Augsburger Allgemeine (Land Nord)
ÖVP feiert Kurz
Der Bundeskanzler bekommt Rückhalt für seine restriktive Politik
St. Pölten In den eigenen Reihen ist Österreichs Bundeskanzler unangefochten. Sebastian Kurz ist am Samstag mit einer überragenden Mehrheit als Chef der konservativen ÖVP wiedergewählt worden. Auf dem Bundesparteitag in St. Pölten holte er 99,4 Prozent der Stimmen. Obwohl seine Koalition mit den Grünen nicht gerade harmonisch läuft und sich Kurz und einige seiner Vertrauten mit juristischen Ermittlungen herumschlagen müssen, steht die ÖVP hinter dem 35-Jährigen.
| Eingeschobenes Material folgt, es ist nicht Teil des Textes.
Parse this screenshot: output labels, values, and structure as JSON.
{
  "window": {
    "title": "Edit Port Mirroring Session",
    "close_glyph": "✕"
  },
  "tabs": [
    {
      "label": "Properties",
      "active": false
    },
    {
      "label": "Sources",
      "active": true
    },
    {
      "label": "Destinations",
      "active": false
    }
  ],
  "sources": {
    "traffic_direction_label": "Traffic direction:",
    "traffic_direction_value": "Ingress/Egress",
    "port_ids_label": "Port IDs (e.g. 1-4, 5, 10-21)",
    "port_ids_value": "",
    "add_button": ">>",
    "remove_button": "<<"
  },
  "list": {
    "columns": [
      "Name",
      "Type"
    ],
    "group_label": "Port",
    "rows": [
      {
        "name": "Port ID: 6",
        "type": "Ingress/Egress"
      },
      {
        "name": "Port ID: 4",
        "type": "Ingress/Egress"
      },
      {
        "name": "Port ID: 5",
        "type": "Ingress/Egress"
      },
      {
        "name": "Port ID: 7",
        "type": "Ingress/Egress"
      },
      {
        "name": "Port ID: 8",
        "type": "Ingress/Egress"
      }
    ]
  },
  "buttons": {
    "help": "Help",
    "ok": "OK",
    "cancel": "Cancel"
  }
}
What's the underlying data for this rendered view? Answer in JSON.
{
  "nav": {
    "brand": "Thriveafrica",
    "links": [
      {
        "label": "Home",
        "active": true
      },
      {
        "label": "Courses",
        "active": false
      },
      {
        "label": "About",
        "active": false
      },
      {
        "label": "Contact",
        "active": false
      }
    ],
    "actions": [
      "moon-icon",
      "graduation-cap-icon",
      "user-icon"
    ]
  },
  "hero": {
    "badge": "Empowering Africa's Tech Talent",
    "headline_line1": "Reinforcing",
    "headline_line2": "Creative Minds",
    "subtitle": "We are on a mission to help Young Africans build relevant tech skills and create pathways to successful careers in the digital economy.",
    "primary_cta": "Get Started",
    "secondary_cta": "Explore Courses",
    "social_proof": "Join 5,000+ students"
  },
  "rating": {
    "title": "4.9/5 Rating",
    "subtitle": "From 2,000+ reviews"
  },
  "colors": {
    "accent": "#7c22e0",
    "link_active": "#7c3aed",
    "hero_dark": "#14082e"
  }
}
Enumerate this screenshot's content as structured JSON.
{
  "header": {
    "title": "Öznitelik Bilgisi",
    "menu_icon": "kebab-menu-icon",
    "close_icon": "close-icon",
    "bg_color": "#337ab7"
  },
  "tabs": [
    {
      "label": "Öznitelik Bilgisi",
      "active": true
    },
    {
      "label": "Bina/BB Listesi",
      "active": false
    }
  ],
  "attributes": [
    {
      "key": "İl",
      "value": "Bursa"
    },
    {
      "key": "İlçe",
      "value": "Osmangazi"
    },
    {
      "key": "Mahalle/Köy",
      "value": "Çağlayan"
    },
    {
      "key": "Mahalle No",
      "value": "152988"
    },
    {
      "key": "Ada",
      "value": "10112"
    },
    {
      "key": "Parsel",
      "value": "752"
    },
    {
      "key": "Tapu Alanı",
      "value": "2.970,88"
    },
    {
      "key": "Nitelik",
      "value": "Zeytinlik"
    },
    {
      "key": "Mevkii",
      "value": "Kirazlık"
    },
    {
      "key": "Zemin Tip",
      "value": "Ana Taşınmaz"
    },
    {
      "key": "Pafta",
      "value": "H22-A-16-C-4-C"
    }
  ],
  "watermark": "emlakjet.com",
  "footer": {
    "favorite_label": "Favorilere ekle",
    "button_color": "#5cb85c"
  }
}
In seiner Parteitagsrede stilisierte er sich als Zielscheibe der Opposition und als Verfechter eines harten Kurses in der Migrationspolitik. Der Kanzler sprach die laufenden Ermittlungen gegen ihn wegen einer möglichen falschen Zeugenaussage an, die er vor dem parlamentarischen Untersuchungsausschuss zu Korruption gemacht haben soll. Die Anzeige sei das Ergebnis einer immer aggressiveren Oppositionspolitik. Es habe Tage gegeben, wo er „alles infrage gestellt“habe. Doch er werde weitermachen: „Die Erfahrung hat mich eigentlich noch belastbarer gemacht. Sie hat mich stärker gemacht, und sie hat mich noch entschlossener gemacht.“
Kurz schwor die ÖVP auf eine restriktive Flüchtlingspolitik ein. „Für eine Demokratie ist es extrem entscheidend, wer hier lebt und woran die Menschen glauben“, sagte er. Aus Verantwortung für das Land dürften nicht mehr Menschen aufgenommen werden als integriert werden können, sagte er auch im Hinblick auf die Situation in Afghanistan. Zuletzt hatte er sich trotz der dramatischen Situation nach der Machtübernahme der Taliban dagegen ausgesprochen, Flüchtlingen aus dem Land Schutz zu gewähren. Für sein Bündnis mit den Grünen wird das zur Belastungsprobe.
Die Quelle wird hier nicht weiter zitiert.